What amendments were made to the CCC?
The new amendment to the CCC introduces the following changes to corporate governance and transactional rules in Thailand:
- Only two shareholders are necessary to register a company (instead of 3 previously)
- The requirement to submit a notice calling a general meeting of the shareholders will no longer be required to be published in a local newspaper and now only requires the notice to be sent to existing shareholders via post. However, if a company issues bearer certificates, a notice calling a general meeting of shareholders must still be published either in a local newspaper or via electronic media.
- At least two shareholders must be present to pass any resolution during a general meeting of shareholders. These shareholders can be current in person or via proxy and must represent at least one-quarter of the company’s capital.

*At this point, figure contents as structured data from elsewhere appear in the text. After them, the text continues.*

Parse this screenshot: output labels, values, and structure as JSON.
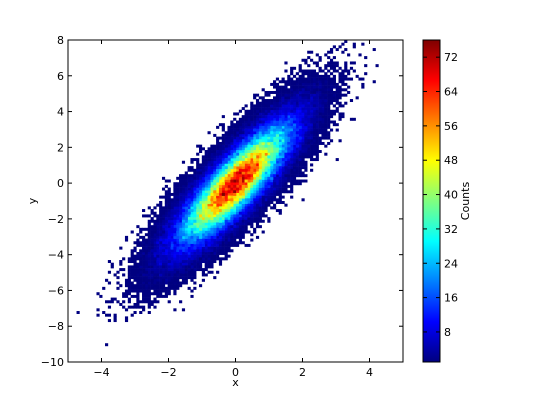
{
  "chart_data": {
    "type": "heatmap",
    "subtype": "2d-histogram-hexbin",
    "title": "",
    "xlabel": "x",
    "ylabel": "y",
    "xlim": [
      -5,
      5
    ],
    "ylim": [
      -10,
      8
    ],
    "x_ticks": [
      -4,
      -2,
      0,
      2,
      4
    ],
    "y_ticks": [
      -10,
      -8,
      -6,
      -4,
      -2,
      0,
      2,
      4,
      6,
      8
    ],
    "x_tick_labels": [
      "−4",
      "−2",
      "0",
      "2",
      "4"
    ],
    "y_tick_labels": [
      "−10",
      "−8",
      "−6",
      "−4",
      "−2",
      "0",
      "2",
      "4",
      "6",
      "8"
    ],
    "distribution": {
      "shape": "bivariate normal",
      "center": [
        0,
        0
      ],
      "x_std": 1,
      "y_std": 2,
      "correlation": 0.85
    },
    "colorbar": {
      "label": "Counts",
      "colormap": "jet",
      "range": [
        1,
        76
      ],
      "ticks": [
        8,
        16,
        24,
        32,
        40,
        48,
        56,
        64,
        72
      ],
      "tick_labels": [
        "8",
        "16",
        "24",
        "32",
        "40",
        "48",
        "56",
        "64",
        "72"
      ],
      "placement": "right"
    },
    "grid": false,
    "background_color": "#ffffff"
  }
}
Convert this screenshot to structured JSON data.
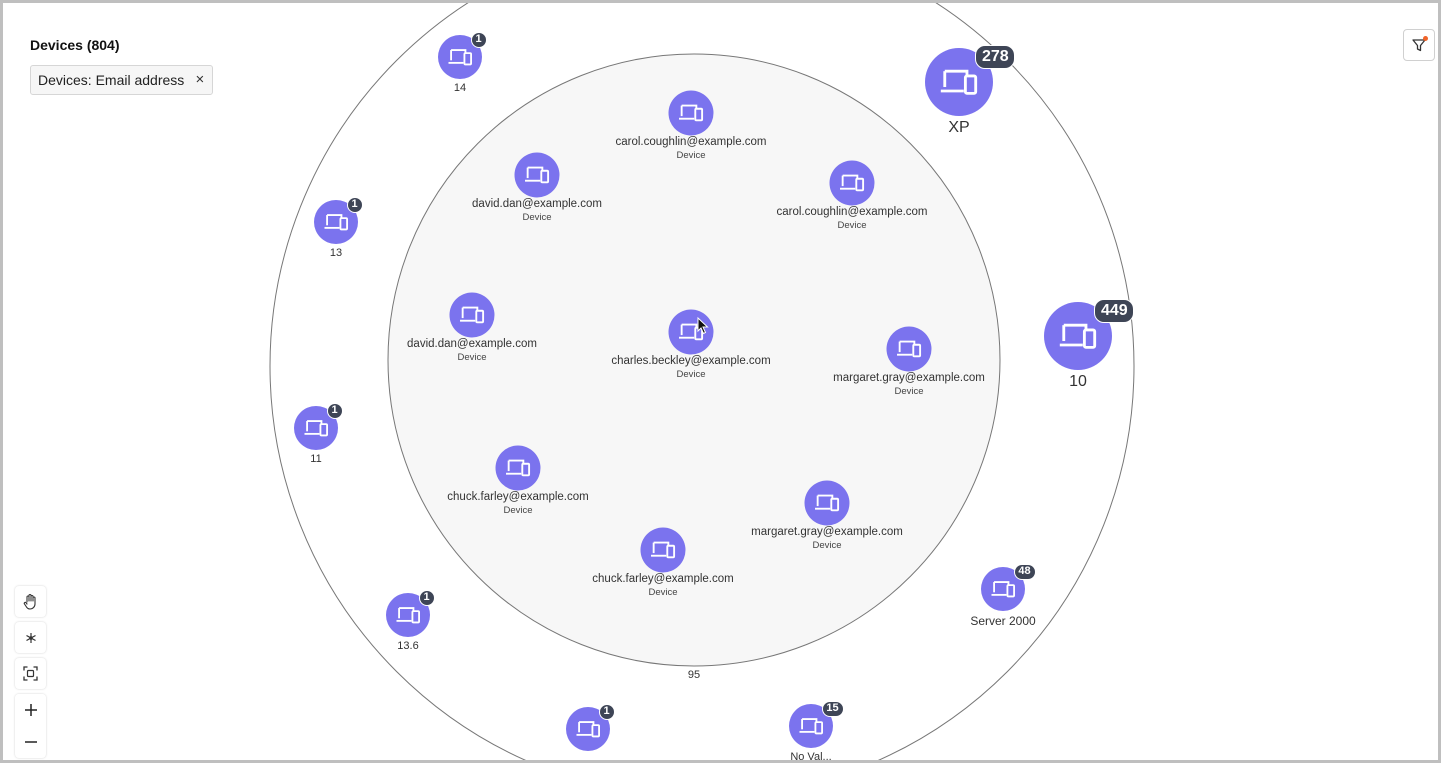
{
  "header": {
    "title": "Devices (804)"
  },
  "filter_chip": {
    "label": "Devices: Email address",
    "remove": "×"
  },
  "inner_cluster_label": "95",
  "inner_nodes": [
    {
      "email": "carol.coughlin@example.com",
      "type": "Device"
    },
    {
      "email": "david.dan@example.com",
      "type": "Device"
    },
    {
      "email": "carol.coughlin@example.com",
      "type": "Device"
    },
    {
      "email": "david.dan@example.com",
      "type": "Device"
    },
    {
      "email": "charles.beckley@example.com",
      "type": "Device"
    },
    {
      "email": "margaret.gray@example.com",
      "type": "Device"
    },
    {
      "email": "chuck.farley@example.com",
      "type": "Device"
    },
    {
      "email": "margaret.gray@example.com",
      "type": "Device"
    },
    {
      "email": "chuck.farley@example.com",
      "type": "Device"
    }
  ],
  "outer_nodes": [
    {
      "label": "14",
      "count": "1"
    },
    {
      "label": "13",
      "count": "1"
    },
    {
      "label": "11",
      "count": "1"
    },
    {
      "label": "13.6",
      "count": "1"
    },
    {
      "label": "",
      "count": "1"
    },
    {
      "label": "No Val...",
      "count": "15"
    },
    {
      "label": "Server 2000",
      "count": "48"
    },
    {
      "label": "XP",
      "count": "278"
    },
    {
      "label": "10",
      "count": "449"
    }
  ],
  "colors": {
    "node": "#7b73ee",
    "badge": "#3e4556",
    "inner_fill": "#f7f7f7",
    "ring": "#777777",
    "filter_dot": "#f0642a"
  },
  "icons": {
    "node": "laptop-phone-icon",
    "filter": "filter-icon",
    "pan": "hand-icon",
    "layout": "cluster-icon",
    "fit": "fit-screen-icon",
    "zoom_in": "plus-icon",
    "zoom_out": "minus-icon"
  }
}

- Distributing dividends must be completed within one month of a shareholders’ meeting or the directors passing a resolution on dividend payment.

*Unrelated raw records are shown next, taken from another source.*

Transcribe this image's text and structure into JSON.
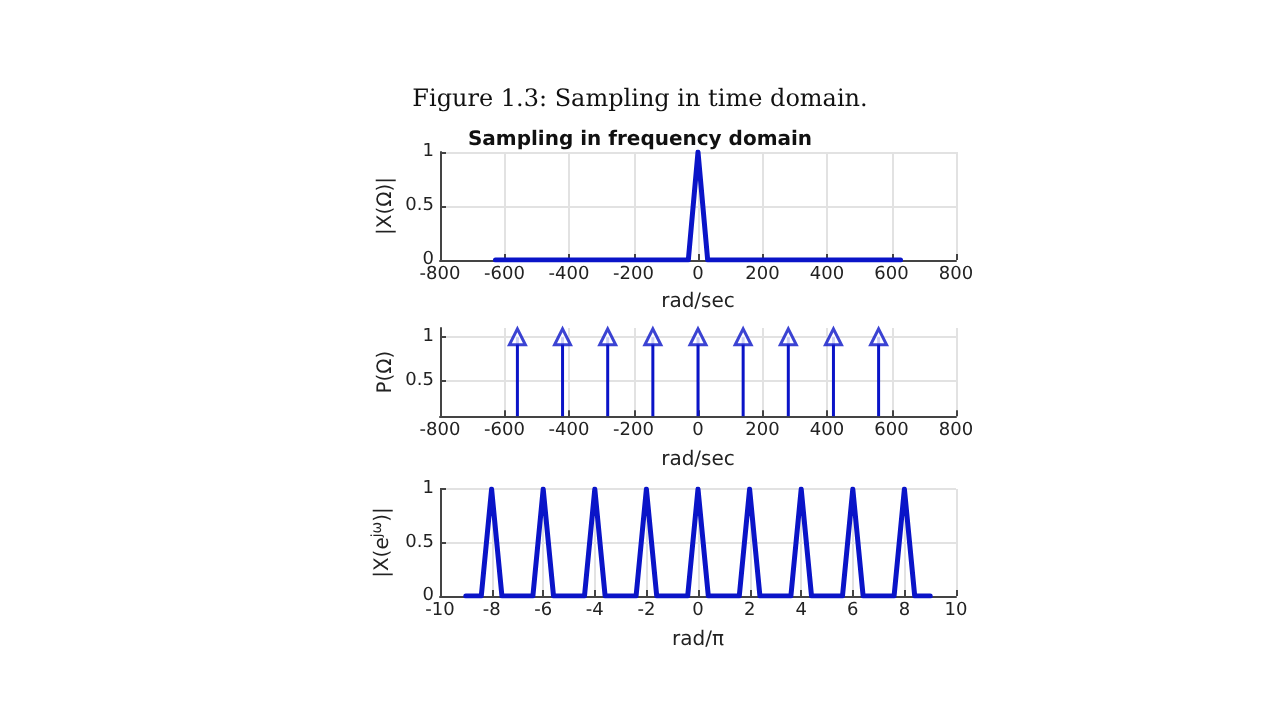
{
  "chart_data": [
    {
      "type": "line",
      "title": "Figure 1.3: Sampling in time domain.",
      "subtitle": "Sampling in frequency domain",
      "xlabel": "rad/sec",
      "ylabel": "|X(Ω)|",
      "x": [
        -628,
        -30,
        0,
        30,
        628
      ],
      "series": [
        {
          "color": "#0a14c8",
          "values": [
            0,
            0,
            1,
            0,
            0
          ]
        }
      ],
      "xlim": [
        -800,
        800
      ],
      "xticks": [
        -800,
        -600,
        -400,
        -200,
        0,
        200,
        400,
        600,
        800
      ],
      "ylim": [
        0,
        1
      ],
      "yticks": [
        0,
        0.5,
        1
      ],
      "grid": true,
      "marker": "none"
    },
    {
      "type": "lollipop",
      "xlabel": "rad/sec",
      "ylabel": "P(Ω)",
      "x": [
        -560,
        -420,
        -280,
        -140,
        0,
        140,
        280,
        420,
        560
      ],
      "series": [
        {
          "color": "#0a14c8",
          "values": [
            1,
            1,
            1,
            1,
            1,
            1,
            1,
            1,
            1
          ]
        }
      ],
      "xlim": [
        -800,
        800
      ],
      "xticks": [
        -800,
        -600,
        -400,
        -200,
        0,
        200,
        400,
        600,
        800
      ],
      "ylim": [
        0.1,
        1.1
      ],
      "yticks": [
        0.5,
        1
      ],
      "grid": true,
      "marker": "triangle"
    },
    {
      "type": "line",
      "xlabel": "rad/π",
      "ylabel": "|X(e$^{jω}$)|",
      "x": [
        -9,
        -8.4,
        -8,
        -7.6,
        -6.4,
        -6,
        -5.6,
        -4.4,
        -4,
        -3.6,
        -2.4,
        -2,
        -1.6,
        -0.4,
        0,
        0.4,
        1.6,
        2,
        2.4,
        3.6,
        4,
        4.4,
        5.6,
        6,
        6.4,
        7.6,
        8,
        8.4,
        9
      ],
      "series": [
        {
          "color": "#0a14c8",
          "values": [
            0,
            0,
            1,
            0,
            0,
            1,
            0,
            0,
            1,
            0,
            0,
            1,
            0,
            0,
            1,
            0,
            0,
            1,
            0,
            0,
            1,
            0,
            0,
            1,
            0,
            0,
            1,
            0,
            0
          ]
        }
      ],
      "xlim": [
        -10,
        10
      ],
      "xticks": [
        -10,
        -8,
        -6,
        -4,
        -2,
        0,
        2,
        4,
        6,
        8,
        10
      ],
      "ylim": [
        0,
        1
      ],
      "yticks": [
        0,
        0.5,
        1
      ],
      "grid": true,
      "marker": "none"
    }
  ]
}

- A company may be dissolved by court order due to the number of shareholders decreasing to one.
Where has the confusion arisen?
Under the newly amended CCC, the requirement for companies to publish a notice for the calling of general shareholders meeting in a local newspaper has been removed. Now companies can call a general meeting of shareholders by either;
- sending a notice by post (acknowledgment of receipt) or,
- delivering the notice in person.
Please note that any company that has issued share certificates to bearers must publish a notice in a local newspaper or via electronic means.
Despite these new updated requirements, the DBD has stated that the new CCC will not result in a universal change in how companies are required to inform their shareholders about the calling of a general shareholders’ meeting. Therefore, if a company’s articles of association were drafted under the previous version of the CCC, it is still a mandatory requirement for them to announce a general meeting of shareholders in a local newspaper.
If a company wishes to follow the new amendments and no longer has to publish this announcement in a newspaper, it will have to modify its articles of association.